Evidence of a role for loss of Bif-1 tumor suppressor activity in carcinogenesis has been found at the chromosomal level, in transcription, and in the protein product for a number of different cancers. The human Bif-1 gene is mapped to chromosome 1p22, a chromosome in which loss of heterozygosity (LOH) is frequently found in many tumor types (31
). As an example, a homozygous deletion of Bif-1 has been reported in mantle cell lymphomas (31
). Moreover, it has been shown that Bif-1 mRNA levels are down-regulated in lung carcinoma (40
) and colon cancer (41
). At the protein level, several reports described findings similar to ours, with subsets of tumors retaining Bif-1 expression, and others loosing such expression. For example, approximately 60% of gastric carcinoma [42
], 21% of prostate cancer [43
], 23% of colorectal adenocarcinoma [44
], and 15% of invasive bladder cancer [45
] are Bif-1 negative as determined by immunohistochemistry. Moreover, Bif-1 expression is down-regulated during clinical progression of breast carcinoma in situ to invasive and metastatic carcinomas [46
]. However, somatic mutation of bif-1 gene is rare in common human cancers [47
In this study, we found for the first time that Bif-1 was under-expressed in about 45% of pancreatic cancers, in contrast to the high levels normally expressed in nonmalignant pancreas. This novel finding is consistent with the function of Bif-1 as a tumor suppressor. However, it remains to be determined whether loss of Bif-1 tumor suppressor activity in pancreatic cancer would occur through reduced Bax activation with resultant decrease in apoptosis, inhibition of autophagy, or both.

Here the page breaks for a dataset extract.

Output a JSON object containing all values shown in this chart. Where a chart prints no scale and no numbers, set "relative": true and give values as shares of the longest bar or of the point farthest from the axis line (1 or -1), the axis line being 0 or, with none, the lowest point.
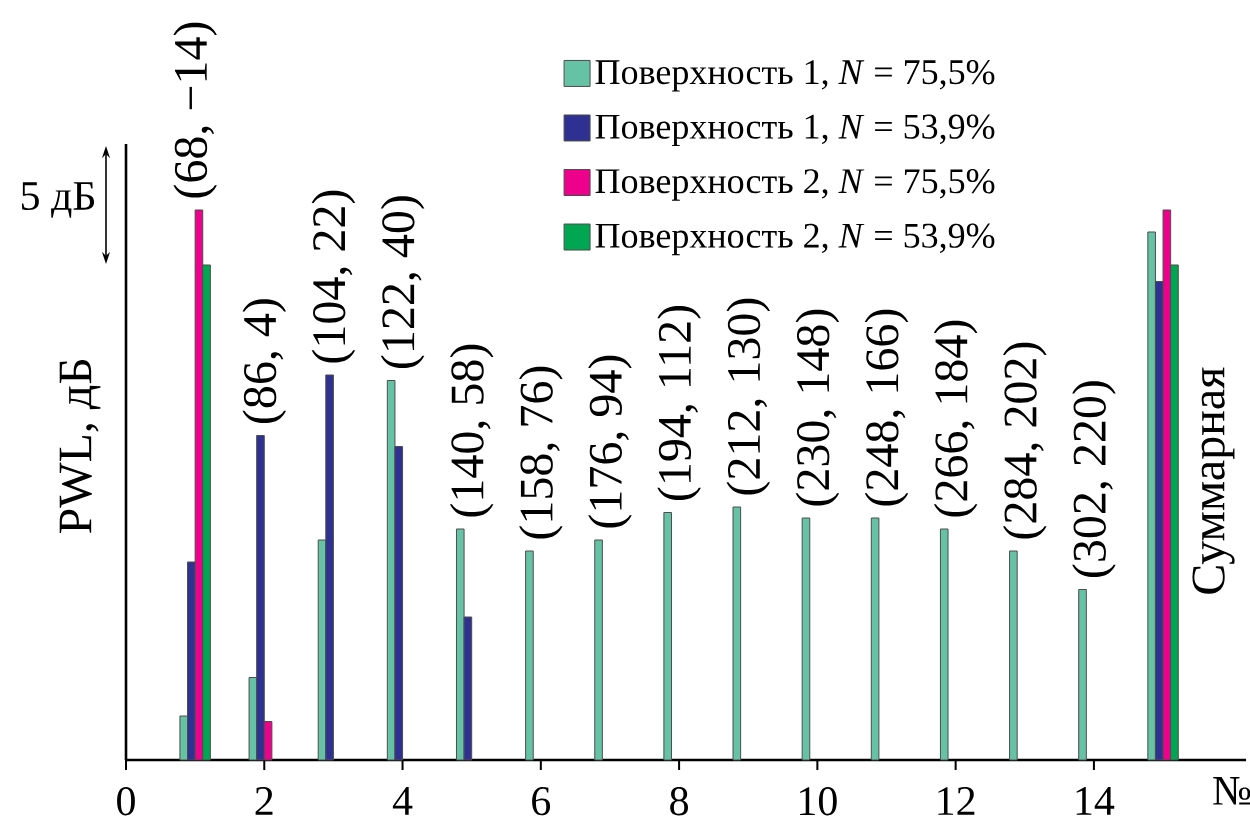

As already noted, a number of the biochemical and molecular changes that occur in pancreatic cancer have been shown to be associated with differences in tumor behavior and clinical outcome. We found, however, that survival after pancreatectomy in patients who had low Bif-1 expression did not differ from survival in those who had the high level of Bif-1 expression most often found in non-malignant pancreas. Having failed to find that survival differed by Bif-1 expression, we considered that various histopathologic characteristics have been reported to be individually predictive of survival after pancreatectomy with curative intent. These characteristics include, but are not limited to, anatomic tumor extent as defined by AJCC staging, and tumor histologic characteristics. We recently reported that a simple combination of histopathologic characteristics reflecting aggressiveness of tumor biology (histologic differentiation, lymphatic invasion within the tumor, and local extrapancreatic tumor extension) was predictive of survival after pancreatectomy (48
). When we considered whether loss of Bif-1 expression might be associated with these and other potentially adverse histopathologic characteristics, we were unable to find an association.

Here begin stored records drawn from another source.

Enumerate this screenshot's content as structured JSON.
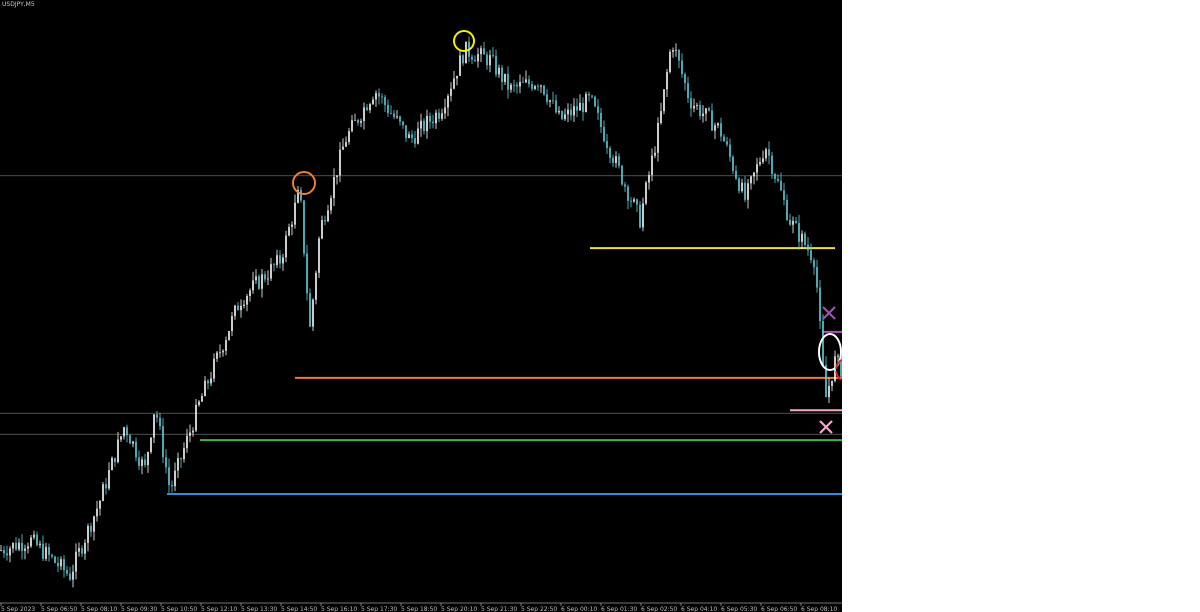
{
  "chart_data": {
    "type": "candlestick",
    "title": "USDJPY,M5",
    "x_tick_labels": [
      "5 Sep 2023",
      "5 Sep 06:50",
      "5 Sep 08:10",
      "5 Sep 09:30",
      "5 Sep 10:50",
      "5 Sep 12:10",
      "5 Sep 13:30",
      "5 Sep 14:50",
      "5 Sep 16:10",
      "5 Sep 17:30",
      "5 Sep 18:50",
      "5 Sep 20:10",
      "5 Sep 21:30",
      "5 Sep 22:50",
      "6 Sep 00:10",
      "6 Sep 01:30",
      "6 Sep 02:50",
      "6 Sep 04:10",
      "6 Sep 05:30",
      "6 Sep 06:50",
      "6 Sep 08:10"
    ],
    "price_axis_visible": false,
    "grid": false,
    "candle_colors": {
      "up": "#ffffff",
      "down": "#5fd3e0"
    },
    "relative_price_path": [
      [
        0,
        8
      ],
      [
        3.6,
        9.7
      ],
      [
        8.3,
        3.8
      ],
      [
        11.9,
        16.4
      ],
      [
        14.8,
        28.9
      ],
      [
        17.2,
        21.4
      ],
      [
        18.4,
        32.3
      ],
      [
        20.2,
        18
      ],
      [
        23.8,
        33
      ],
      [
        28.5,
        49.8
      ],
      [
        33.3,
        56.5
      ],
      [
        35.6,
        68.2
      ],
      [
        36.8,
        44.8
      ],
      [
        38,
        61.5
      ],
      [
        41,
        76.6
      ],
      [
        44.5,
        85
      ],
      [
        48.7,
        76.6
      ],
      [
        52.3,
        81.6
      ],
      [
        55.2,
        91.6
      ],
      [
        58.2,
        90
      ],
      [
        60.6,
        85
      ],
      [
        64.1,
        86.6
      ],
      [
        66.5,
        79.9
      ],
      [
        70.1,
        83.3
      ],
      [
        73,
        73.2
      ],
      [
        76,
        63.2
      ],
      [
        78.4,
        79.9
      ],
      [
        79.8,
        93.3
      ],
      [
        81.9,
        83.3
      ],
      [
        85.5,
        78.3
      ],
      [
        88.5,
        66.6
      ],
      [
        90.9,
        75.8
      ],
      [
        93.8,
        63.2
      ],
      [
        96.8,
        56.5
      ],
      [
        98,
        33
      ],
      [
        99.2,
        39.8
      ],
      [
        100,
        38.1
      ]
    ],
    "levels": [
      {
        "color": "#808080",
        "level": 70.6
      },
      {
        "color": "#808080",
        "level": 30.9
      },
      {
        "color": "#808080",
        "level": 27.4
      },
      {
        "color": "#f0e03a",
        "level": 58.5
      },
      {
        "color": "#f07a30",
        "level": 36.8
      },
      {
        "color": "#3cb44a",
        "level": 26.4
      },
      {
        "color": "#2a8fe0",
        "level": 17.4
      },
      {
        "color": "#f4a6c8",
        "level": 31.4
      },
      {
        "color": "#b050c0",
        "level": 44.5
      }
    ],
    "markers": [
      {
        "shape": "circle",
        "color": "#f08030"
      },
      {
        "shape": "circle",
        "color": "#f0f000"
      },
      {
        "shape": "ellipse",
        "color": "#ffffff"
      },
      {
        "shape": "circle",
        "color": "#e02020"
      },
      {
        "shape": "x",
        "color": "#a050b0"
      },
      {
        "shape": "x",
        "color": "#f4a6c8"
      }
    ]
  }
}
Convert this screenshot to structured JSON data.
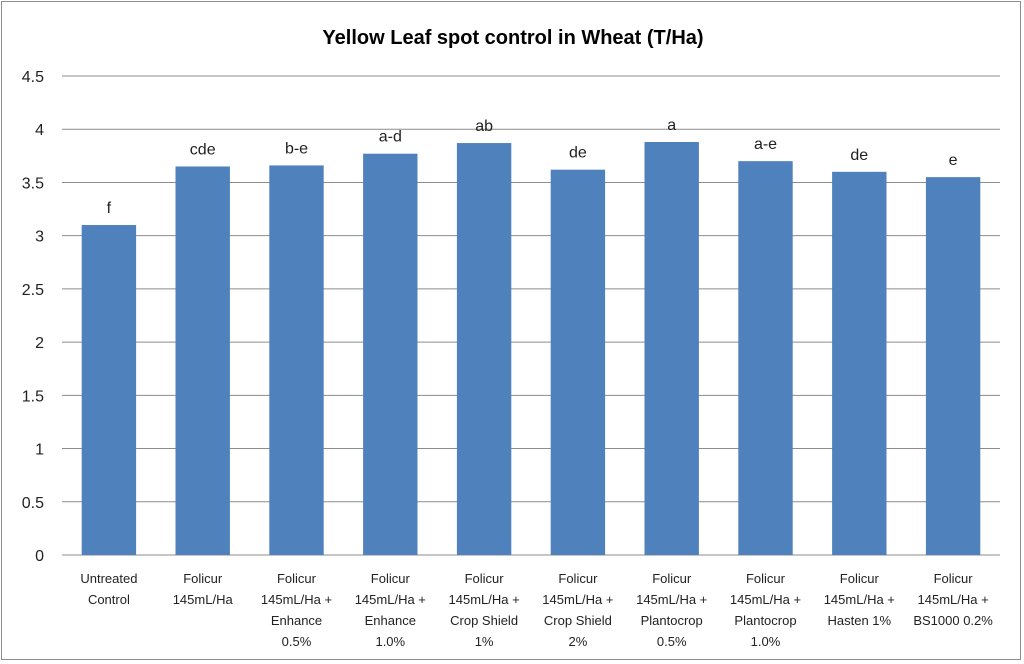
{
  "chart_data": {
    "type": "bar",
    "title": "Yellow Leaf spot control in Wheat (T/Ha)",
    "xlabel": "",
    "ylabel": "",
    "ylim": [
      0,
      4.5
    ],
    "yticks": [
      "0",
      "0.5",
      "1",
      "1.5",
      "2",
      "2.5",
      "3",
      "3.5",
      "4",
      "4.5"
    ],
    "grid": true,
    "legend": "none",
    "bar_color": "#4f81bd",
    "categories": [
      [
        "Untreated",
        "Control"
      ],
      [
        "Folicur",
        "145mL/Ha"
      ],
      [
        "Folicur",
        "145mL/Ha +",
        "Enhance",
        "0.5%"
      ],
      [
        "Folicur",
        "145mL/Ha +",
        "Enhance",
        "1.0%"
      ],
      [
        "Folicur",
        "145mL/Ha +",
        "Crop Shield",
        "1%"
      ],
      [
        "Folicur",
        "145mL/Ha +",
        "Crop Shield",
        "2%"
      ],
      [
        "Folicur",
        "145mL/Ha +",
        "Plantocrop",
        "0.5%"
      ],
      [
        "Folicur",
        "145mL/Ha +",
        "Plantocrop",
        "1.0%"
      ],
      [
        "Folicur",
        "145mL/Ha +",
        "Hasten 1%"
      ],
      [
        "Folicur",
        "145mL/Ha +",
        "BS1000 0.2%"
      ]
    ],
    "values": [
      3.1,
      3.65,
      3.66,
      3.77,
      3.87,
      3.62,
      3.88,
      3.7,
      3.6,
      3.55
    ],
    "data_labels": [
      "f",
      "cde",
      "b-e",
      "a-d",
      "ab",
      "de",
      "a",
      "a-e",
      "de",
      "e"
    ]
  }
}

Loss of Bif-1 expression in a subset of patients with ductal pancreatic cancer is presumptive evidence of a role for loss of Bif-1 tumor suppressor activity in pancreatic carcinogenesis. Yet, we were unable to demonstrate an association between loss of Bif-1 expression and clinical outcome, a finding that may be best explained by the complexity of carcinogenesis. For example, one explanation might be that loss of Bif-1 tumor suppressor activity may be more important in earlier stages of carcinogenesis, while factors other than loss of Bif-1 tumor suppressor activity may dominate the outcome after pancreatectomy. Nevertheless, finding a loss of Bif-1 expression in pancreatic adenocarcinoma is an important step in understanding the biology of the disease, and one which may help design new targeted molecular strategies for treatment of a cancer that has been resistant to therapy thus far.